I love my dog, as one look at my profile would tell you. But bitch is noisy ya'll (that sounded way to colloquial, I apologize). Just as my brain inevetibly shuts down and I've relaxed enough to get some shut eye, I hear it. Let me give you an example of what I hear. For anyone who turned into The Family Guy last night, there's that whole scene where James Woods is at the foot of the bed and Peter is all "Look Lois, he's dreaming that he's running." as if it's the cutest thing in the world. That's my dog. Except my dog is not James Woods (Thank God, because Yee-ach!) and it has ceased being cute. He runs in his sleep, and he whines. And it's not a cute little breathless whine either, it's a full on three-alarm-fire, bring-out-the-fire-trucks kind of whine. The prolonged "uu-uu-uuuuuu" that just will. Not. Quit. So I have to roll over, reach down the side of the bed to where his bed is and pet him awake, which to my brain is the equivalant of a terrorist attack that ends the cease-fire.

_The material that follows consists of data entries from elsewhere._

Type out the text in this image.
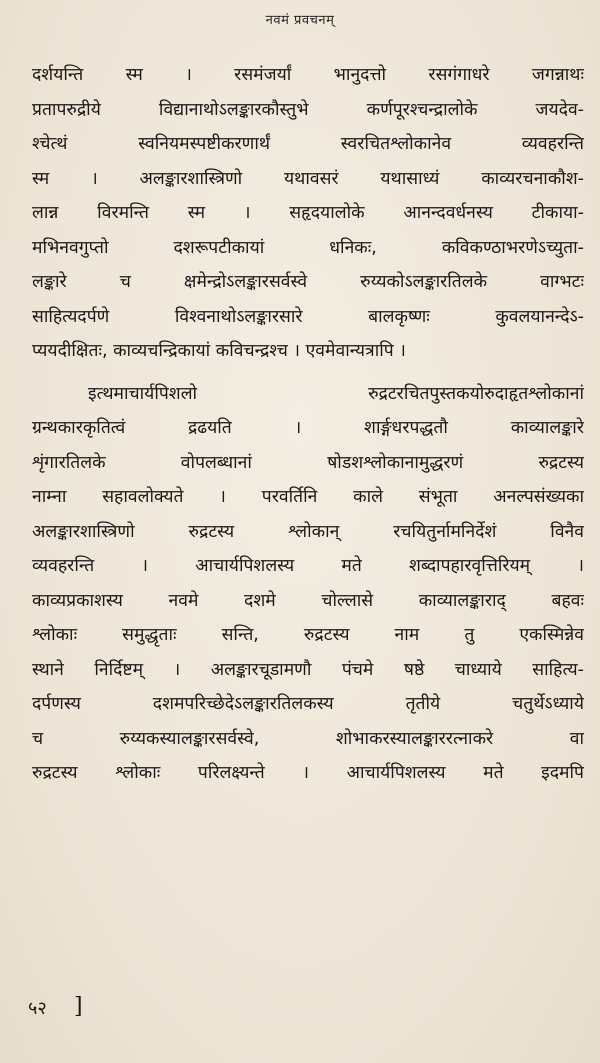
नवमं प्रवचनम्
दर्शयन्ति स्म । रसमंजर्यां भानुदत्तो रसगंगाधरे जगन्नाथः
प्रतापरुद्रीये विद्यानाथोऽलङ्कारकौस्तुभे कर्णपूरश्चन्द्रालोके जयदेव-
श्चेत्थं स्वनियमस्पष्टीकरणार्थं स्वरचितश्लोकानेव व्यवहरन्ति
स्म । अलङ्कारशास्त्रिणो यथावसरं यथासाध्यं काव्यरचनाकौश-
लान्न विरमन्ति स्म । सहृदयालोके आनन्दवर्धनस्य टीकाया-
मभिनवगुप्तो दशरूपटीकायां धनिकः, कविकण्ठाभरणेऽच्युता-
लङ्कारे च क्षमेन्द्रोऽलङ्कारसर्वस्वे रुय्यकोऽलङ्कारतिलके वाग्भटः
साहित्यदर्पणे विश्वनाथोऽलङ्कारसारे बालकृष्णः कुवलयानन्देऽ-
प्ययदीक्षितः, काव्यचन्द्रिकायां कविचन्द्रश्च । एवमेवान्यत्रापि ।
इत्थमाचार्यपिशलो रुद्रटरचितपुस्तकयोरुदाहृतश्लोकानां
ग्रन्थकारकृतित्वं द्रढयति । शार्ङ्गधरपद्धतौ काव्यालङ्कारे
शृंगारतिलके वोपलब्धानां षोडशश्लोकानामुद्धरणं रुद्रटस्य
नाम्ना सहावलोक्यते । परवर्तिनि काले संभूता अनल्पसंख्यका
अलङ्कारशास्त्रिणो रुद्रटस्य श्लोकान् रचयितुर्नामनिर्देशं विनैव
व्यवहरन्ति । आचार्यपिशलस्य मते शब्दापहारवृत्तिरियम् ।
काव्यप्रकाशस्य नवमे दशमे चोल्लासे काव्यालङ्काराद् बहवः
श्लोकाः समुद्धृताः सन्ति, रुद्रटस्य नाम तु एकस्मिन्नेव
स्थाने निर्दिष्टम् । अलङ्कारचूडामणौ पंचमे षष्ठे चाध्याये साहित्य-
दर्पणस्य दशमपरिच्छेदेऽलङ्कारतिलकस्य तृतीये चतुर्थेऽध्याये
च रुय्यकस्यालङ्कारसर्वस्वे, शोभाकरस्यालङ्काररत्नाकरे वा
रुद्रटस्य श्लोकाः परिलक्ष्यन्ते । आचार्यपिशलस्य मते इदमपि
५२ ]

When I do finally get to sleep, I'm usually out. It sometimes takes an act of God to rouse me from my eight hours. But last night, not the case unfortunately. Thanks to me being a total square and all, I had a dream about blogging, which woke me up. (This, strangely, has not been the first time I've woken up because of a nerdy dream. Back when I worked for a tax office I had a disturbing dream about W-4's that woke me up. Yeah, I know. Spell it with me folks: D-O-R-K.) This also ends the cease-fire and I'm back at it, thinking about the blog for another thirty minutes or so. Then, the dog again. Licking himself, or chewing himself, or scratching himself, or walking to the other room, where he licks himself, scratches himself, and chews himself more. There are some days I just can not catch a break.
So in an abrupt change of subject, I was struck by the fact that I decided to start my blog on 9-11. I was also struck be the fact that on that date four years ago, I was prompted by the events of 9-11 to write in my hard cover journal. It's a morbidly eerie coincidence, and I'm not sure what to make of it.